Budget leaders: 320 million reasons to avert shutdown
Relieved budget writers say Washington should be able to avoid a government shutdown, after getting the year’s best revenue news, new, more robust revenue projections and a $90 million reduction in expected caseload costs.
State budget Director David Schumacher and budget writers from both houses and both parties said the $320 million one-day windfall should break the Olympia logjam that had threatened to trigger a partial government shutdown if no budget were produced by June 30. Senate budget Chairman Andy Hill and House counterpart Ross Hunter said they expect quick action to resolve budget and revenue differences.

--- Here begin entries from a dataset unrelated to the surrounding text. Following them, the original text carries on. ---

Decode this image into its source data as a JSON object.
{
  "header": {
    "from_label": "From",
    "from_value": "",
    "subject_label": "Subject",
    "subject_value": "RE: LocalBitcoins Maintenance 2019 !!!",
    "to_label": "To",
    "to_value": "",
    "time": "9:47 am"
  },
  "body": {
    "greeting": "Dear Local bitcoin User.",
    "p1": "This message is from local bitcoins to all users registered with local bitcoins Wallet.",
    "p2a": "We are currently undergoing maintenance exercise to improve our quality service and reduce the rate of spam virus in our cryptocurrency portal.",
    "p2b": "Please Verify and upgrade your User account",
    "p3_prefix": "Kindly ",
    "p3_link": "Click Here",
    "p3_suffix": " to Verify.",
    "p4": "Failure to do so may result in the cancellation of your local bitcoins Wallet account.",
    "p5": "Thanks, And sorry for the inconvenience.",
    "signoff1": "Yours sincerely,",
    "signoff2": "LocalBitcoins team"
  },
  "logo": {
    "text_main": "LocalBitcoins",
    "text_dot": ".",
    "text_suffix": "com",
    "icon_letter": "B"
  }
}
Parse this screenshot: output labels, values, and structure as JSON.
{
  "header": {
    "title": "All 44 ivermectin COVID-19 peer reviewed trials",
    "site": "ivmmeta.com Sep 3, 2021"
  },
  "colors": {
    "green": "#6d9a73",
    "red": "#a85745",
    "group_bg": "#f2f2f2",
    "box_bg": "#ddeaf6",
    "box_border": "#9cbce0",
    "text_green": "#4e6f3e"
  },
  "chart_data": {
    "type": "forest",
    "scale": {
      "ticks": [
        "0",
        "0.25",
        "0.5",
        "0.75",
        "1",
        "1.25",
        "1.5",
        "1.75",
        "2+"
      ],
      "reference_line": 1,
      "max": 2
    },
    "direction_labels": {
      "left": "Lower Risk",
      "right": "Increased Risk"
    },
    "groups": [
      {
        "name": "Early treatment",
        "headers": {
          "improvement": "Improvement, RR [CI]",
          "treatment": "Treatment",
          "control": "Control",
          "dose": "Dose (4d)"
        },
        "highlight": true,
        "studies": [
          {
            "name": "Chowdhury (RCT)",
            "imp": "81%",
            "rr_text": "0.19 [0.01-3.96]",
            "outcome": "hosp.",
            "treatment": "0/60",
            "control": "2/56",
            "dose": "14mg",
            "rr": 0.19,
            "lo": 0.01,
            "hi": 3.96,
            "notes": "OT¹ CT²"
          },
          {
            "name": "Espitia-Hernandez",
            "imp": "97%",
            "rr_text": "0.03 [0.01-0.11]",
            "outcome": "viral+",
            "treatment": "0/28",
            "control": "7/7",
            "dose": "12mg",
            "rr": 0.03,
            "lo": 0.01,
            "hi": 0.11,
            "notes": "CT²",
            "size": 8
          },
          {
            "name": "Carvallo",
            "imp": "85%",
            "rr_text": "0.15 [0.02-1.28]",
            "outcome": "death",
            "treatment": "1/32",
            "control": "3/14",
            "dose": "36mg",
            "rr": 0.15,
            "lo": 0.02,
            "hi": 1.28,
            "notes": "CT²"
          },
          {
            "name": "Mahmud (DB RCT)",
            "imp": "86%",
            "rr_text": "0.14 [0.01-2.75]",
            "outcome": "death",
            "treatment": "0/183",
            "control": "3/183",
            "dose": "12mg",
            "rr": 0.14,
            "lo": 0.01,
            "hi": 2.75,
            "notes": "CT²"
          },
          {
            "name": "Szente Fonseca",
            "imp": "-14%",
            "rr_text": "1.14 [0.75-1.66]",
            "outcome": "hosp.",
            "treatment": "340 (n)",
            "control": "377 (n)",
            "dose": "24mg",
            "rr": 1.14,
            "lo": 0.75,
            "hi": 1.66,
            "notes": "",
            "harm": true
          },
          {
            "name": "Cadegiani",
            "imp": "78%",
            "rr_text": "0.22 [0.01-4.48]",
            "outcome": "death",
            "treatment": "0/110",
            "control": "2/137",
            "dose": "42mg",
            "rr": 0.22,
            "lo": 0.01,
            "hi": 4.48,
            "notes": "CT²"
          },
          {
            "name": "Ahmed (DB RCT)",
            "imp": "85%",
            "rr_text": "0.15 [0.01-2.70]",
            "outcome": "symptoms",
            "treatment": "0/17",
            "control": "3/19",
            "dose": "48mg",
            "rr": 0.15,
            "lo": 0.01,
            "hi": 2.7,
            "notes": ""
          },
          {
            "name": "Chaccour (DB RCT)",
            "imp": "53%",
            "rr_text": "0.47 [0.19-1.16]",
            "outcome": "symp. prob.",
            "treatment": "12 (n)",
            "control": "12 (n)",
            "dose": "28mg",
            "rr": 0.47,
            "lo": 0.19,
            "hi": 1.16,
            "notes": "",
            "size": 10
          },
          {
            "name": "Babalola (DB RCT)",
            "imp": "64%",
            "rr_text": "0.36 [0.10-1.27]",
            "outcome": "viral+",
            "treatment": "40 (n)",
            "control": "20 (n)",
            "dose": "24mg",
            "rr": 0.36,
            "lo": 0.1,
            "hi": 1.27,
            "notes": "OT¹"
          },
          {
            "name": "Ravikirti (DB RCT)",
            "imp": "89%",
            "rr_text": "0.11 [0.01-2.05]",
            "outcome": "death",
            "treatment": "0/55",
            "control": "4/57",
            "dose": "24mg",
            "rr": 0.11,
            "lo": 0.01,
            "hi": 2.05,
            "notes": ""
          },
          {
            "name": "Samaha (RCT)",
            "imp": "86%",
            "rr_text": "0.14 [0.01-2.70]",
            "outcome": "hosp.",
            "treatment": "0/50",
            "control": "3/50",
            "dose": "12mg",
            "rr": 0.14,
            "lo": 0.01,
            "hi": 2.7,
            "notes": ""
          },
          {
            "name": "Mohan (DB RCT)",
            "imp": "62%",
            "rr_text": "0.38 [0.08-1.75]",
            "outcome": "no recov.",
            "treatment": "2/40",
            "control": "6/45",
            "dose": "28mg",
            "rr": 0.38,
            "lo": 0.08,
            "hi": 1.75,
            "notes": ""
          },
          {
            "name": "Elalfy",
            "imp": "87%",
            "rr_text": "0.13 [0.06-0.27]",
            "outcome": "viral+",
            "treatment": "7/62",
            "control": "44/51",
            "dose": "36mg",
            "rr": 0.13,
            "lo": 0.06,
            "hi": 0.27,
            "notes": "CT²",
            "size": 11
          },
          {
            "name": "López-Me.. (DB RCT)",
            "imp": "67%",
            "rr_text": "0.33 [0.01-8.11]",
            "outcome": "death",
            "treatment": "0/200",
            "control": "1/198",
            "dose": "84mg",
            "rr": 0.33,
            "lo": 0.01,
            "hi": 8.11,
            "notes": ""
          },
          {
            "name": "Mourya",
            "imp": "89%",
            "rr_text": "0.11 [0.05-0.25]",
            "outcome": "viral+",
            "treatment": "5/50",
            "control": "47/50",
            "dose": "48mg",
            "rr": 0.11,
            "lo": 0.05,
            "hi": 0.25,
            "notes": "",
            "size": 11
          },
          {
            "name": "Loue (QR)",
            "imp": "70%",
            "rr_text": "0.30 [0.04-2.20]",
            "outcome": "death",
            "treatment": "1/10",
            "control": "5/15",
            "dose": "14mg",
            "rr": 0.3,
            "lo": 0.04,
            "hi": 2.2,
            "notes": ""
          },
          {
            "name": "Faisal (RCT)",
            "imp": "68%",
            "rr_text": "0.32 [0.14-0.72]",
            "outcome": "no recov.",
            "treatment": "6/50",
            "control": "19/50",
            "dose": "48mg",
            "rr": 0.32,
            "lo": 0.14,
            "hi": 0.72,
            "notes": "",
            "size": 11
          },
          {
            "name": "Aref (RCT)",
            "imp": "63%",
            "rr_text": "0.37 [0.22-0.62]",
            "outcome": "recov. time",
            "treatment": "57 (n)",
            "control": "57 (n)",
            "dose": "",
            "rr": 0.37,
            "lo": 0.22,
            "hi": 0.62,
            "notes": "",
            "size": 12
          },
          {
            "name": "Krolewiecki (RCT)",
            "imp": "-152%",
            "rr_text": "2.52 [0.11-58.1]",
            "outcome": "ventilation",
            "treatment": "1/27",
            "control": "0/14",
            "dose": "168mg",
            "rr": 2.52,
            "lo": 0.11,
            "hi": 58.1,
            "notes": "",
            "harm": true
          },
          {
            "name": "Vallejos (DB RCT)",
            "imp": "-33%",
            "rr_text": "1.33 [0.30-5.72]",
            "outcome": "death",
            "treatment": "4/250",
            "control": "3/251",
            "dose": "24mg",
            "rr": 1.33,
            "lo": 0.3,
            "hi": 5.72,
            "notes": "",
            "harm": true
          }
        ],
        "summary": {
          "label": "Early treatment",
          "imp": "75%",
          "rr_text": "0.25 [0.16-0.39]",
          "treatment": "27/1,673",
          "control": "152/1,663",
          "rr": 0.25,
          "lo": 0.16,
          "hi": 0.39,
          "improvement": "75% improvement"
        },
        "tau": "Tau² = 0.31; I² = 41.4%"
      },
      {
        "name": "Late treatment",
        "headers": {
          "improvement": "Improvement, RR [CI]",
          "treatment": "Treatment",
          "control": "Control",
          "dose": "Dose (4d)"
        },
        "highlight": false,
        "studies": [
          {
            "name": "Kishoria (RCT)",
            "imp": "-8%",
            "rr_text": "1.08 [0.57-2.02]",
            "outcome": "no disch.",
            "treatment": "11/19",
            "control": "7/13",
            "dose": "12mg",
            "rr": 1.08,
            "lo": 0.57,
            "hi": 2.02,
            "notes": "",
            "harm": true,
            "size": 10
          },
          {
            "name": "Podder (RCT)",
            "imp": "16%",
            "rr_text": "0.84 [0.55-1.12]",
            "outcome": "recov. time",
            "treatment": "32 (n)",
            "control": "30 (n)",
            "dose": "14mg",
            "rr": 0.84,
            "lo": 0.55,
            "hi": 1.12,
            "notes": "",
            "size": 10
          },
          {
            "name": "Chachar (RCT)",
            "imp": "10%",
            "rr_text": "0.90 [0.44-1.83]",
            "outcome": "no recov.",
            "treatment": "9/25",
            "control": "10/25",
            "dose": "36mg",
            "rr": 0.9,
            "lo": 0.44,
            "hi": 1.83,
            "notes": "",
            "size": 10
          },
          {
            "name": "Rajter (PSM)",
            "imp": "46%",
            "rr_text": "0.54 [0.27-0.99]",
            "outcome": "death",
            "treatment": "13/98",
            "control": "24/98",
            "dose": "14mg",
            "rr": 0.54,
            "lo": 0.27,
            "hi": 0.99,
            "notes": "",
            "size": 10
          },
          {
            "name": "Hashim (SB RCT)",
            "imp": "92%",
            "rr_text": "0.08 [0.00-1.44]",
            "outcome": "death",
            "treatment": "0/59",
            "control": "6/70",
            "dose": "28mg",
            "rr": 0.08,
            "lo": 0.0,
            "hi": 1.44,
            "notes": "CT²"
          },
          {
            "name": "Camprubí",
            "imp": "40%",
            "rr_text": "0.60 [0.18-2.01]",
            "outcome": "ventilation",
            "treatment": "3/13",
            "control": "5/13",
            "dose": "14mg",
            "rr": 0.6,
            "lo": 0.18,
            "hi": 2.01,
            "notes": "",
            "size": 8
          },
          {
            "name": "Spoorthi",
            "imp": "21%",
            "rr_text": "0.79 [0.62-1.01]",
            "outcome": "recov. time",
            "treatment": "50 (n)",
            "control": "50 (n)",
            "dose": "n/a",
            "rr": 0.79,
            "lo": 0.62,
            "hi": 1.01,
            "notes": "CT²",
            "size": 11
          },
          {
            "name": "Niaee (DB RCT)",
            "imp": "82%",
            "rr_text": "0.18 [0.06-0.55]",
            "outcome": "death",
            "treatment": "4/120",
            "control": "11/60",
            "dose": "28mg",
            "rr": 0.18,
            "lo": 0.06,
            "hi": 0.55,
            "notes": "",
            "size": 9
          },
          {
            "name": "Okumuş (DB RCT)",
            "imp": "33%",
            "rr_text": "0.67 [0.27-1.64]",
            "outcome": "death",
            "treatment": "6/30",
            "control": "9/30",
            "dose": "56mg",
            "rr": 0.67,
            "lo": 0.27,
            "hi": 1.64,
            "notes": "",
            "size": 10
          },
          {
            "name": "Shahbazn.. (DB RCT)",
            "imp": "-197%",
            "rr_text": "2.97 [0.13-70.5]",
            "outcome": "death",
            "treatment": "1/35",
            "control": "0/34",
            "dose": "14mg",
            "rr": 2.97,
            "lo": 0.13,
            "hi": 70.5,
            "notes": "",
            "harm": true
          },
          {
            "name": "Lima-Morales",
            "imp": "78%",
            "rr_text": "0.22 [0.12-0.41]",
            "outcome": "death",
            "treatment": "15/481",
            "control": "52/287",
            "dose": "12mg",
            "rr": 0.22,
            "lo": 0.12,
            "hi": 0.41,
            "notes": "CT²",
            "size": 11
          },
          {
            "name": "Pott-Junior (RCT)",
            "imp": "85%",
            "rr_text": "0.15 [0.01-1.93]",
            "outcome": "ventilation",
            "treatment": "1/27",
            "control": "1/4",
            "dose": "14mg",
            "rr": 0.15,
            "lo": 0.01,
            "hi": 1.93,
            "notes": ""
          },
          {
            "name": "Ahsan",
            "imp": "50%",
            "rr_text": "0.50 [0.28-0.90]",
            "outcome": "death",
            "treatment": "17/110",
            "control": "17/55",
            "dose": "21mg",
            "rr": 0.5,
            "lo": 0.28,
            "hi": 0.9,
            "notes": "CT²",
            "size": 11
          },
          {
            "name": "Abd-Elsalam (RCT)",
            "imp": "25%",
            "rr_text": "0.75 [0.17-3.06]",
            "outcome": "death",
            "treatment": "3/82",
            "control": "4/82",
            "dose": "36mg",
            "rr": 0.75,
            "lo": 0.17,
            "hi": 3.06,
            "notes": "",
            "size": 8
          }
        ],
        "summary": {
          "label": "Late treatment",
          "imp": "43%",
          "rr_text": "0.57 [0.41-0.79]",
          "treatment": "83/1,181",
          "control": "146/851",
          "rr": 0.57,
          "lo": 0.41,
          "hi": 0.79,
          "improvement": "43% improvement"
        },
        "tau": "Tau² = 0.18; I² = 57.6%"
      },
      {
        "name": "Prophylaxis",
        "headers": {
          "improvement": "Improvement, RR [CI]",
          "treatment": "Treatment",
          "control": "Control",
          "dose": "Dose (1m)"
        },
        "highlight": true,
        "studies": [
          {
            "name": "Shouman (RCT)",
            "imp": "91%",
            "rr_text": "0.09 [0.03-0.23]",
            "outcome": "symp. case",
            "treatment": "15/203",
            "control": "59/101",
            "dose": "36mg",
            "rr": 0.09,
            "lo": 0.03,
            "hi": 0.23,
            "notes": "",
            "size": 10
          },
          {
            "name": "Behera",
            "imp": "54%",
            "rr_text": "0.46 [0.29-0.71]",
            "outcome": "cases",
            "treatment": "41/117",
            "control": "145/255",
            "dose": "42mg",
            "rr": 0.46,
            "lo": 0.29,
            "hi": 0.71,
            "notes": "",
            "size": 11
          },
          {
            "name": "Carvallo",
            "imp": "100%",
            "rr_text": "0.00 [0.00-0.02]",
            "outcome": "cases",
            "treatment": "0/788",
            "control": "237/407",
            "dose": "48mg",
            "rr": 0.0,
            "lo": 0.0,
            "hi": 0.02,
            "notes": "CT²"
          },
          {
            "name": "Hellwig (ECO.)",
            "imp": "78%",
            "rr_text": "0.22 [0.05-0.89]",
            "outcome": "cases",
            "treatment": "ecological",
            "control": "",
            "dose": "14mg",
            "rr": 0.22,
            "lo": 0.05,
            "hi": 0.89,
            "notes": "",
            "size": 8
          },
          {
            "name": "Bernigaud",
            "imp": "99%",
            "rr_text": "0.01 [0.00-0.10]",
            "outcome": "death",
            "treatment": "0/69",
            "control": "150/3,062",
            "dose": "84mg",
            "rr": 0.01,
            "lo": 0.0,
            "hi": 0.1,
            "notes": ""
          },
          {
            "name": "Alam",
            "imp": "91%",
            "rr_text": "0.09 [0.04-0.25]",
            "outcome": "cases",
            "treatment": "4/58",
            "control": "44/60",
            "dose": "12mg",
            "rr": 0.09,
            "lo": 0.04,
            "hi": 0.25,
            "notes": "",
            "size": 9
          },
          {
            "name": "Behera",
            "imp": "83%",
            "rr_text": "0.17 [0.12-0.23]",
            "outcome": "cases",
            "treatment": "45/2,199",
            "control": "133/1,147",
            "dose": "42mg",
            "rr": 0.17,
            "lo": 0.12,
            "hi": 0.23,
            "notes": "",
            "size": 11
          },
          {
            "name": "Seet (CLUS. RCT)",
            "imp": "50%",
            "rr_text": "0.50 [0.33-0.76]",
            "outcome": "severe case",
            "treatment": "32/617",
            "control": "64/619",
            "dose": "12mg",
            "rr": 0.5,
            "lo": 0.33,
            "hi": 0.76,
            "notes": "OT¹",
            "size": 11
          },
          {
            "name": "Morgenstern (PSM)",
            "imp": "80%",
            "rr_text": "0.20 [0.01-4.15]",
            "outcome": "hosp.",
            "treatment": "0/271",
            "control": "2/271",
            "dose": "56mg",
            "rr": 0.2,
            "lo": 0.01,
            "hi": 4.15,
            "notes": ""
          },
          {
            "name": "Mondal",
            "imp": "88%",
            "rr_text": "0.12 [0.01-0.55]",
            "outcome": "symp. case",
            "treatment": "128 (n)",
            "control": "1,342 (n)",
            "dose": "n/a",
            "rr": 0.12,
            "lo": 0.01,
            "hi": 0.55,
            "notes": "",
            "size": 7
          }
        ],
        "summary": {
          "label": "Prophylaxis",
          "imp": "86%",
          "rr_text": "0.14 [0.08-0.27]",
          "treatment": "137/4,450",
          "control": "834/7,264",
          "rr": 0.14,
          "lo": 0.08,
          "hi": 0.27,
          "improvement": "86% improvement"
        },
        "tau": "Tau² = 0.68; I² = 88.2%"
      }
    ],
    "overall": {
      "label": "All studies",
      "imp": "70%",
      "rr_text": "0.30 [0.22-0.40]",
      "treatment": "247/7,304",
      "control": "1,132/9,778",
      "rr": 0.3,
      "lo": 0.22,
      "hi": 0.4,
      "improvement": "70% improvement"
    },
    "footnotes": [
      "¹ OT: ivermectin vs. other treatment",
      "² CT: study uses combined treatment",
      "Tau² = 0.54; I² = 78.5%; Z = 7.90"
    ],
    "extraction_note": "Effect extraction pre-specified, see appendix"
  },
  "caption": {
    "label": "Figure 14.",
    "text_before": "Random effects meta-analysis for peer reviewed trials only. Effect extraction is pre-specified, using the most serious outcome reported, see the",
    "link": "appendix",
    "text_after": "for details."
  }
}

The second special session was in Day 7 on Tuesday.
Both chambers have pledged to add a huge infusion of money to K-12, perhaps $1 billion, and have agreed to restore the 3 percent pay cut that state employees have absorbed in the past two years. The Senate, governed by a coalition of 23 minority Republicans and two Democrats, has tried to hold the line on new or extended taxes or repeal of tax exemptions; the Democratic-controlled House has suggested some tax extensions and repeal of some exemptions.
Chief economist Steve Lerch told the state Economic & Revenue Forecast Council the forecast for the current biennium (ending June 30) should be $110 million higher than predicted in March. The council also added $121 million to the forecast of the 2013-15 biennium that begins July 1. That news was coupled with word from a separate Caseload Forecast Council that caseload costs (such as K-12 enrollment, prison headcounts and Medicaid costs) would be $90 million less than forecast in March.
Both Hill and Hunter said the $320 million figure isn’t that large a number (roughly 1 percent compared with the $33 billion state budget), but still can be a game-changer. Said Hill: “It should break the logjam. I would think we could move fairly quickly.”
Just hours earlier, Schumacher’s agency was collecting plans from the agencies and statewide elected officials on their shutdown plans in the event the budget deal didn’t come together in time to avert the state version of a “fiscal cliff.” Without a General Fund budget, agencies cannot legally spend or incumber general taxes — meaning most agencies would have to go dark.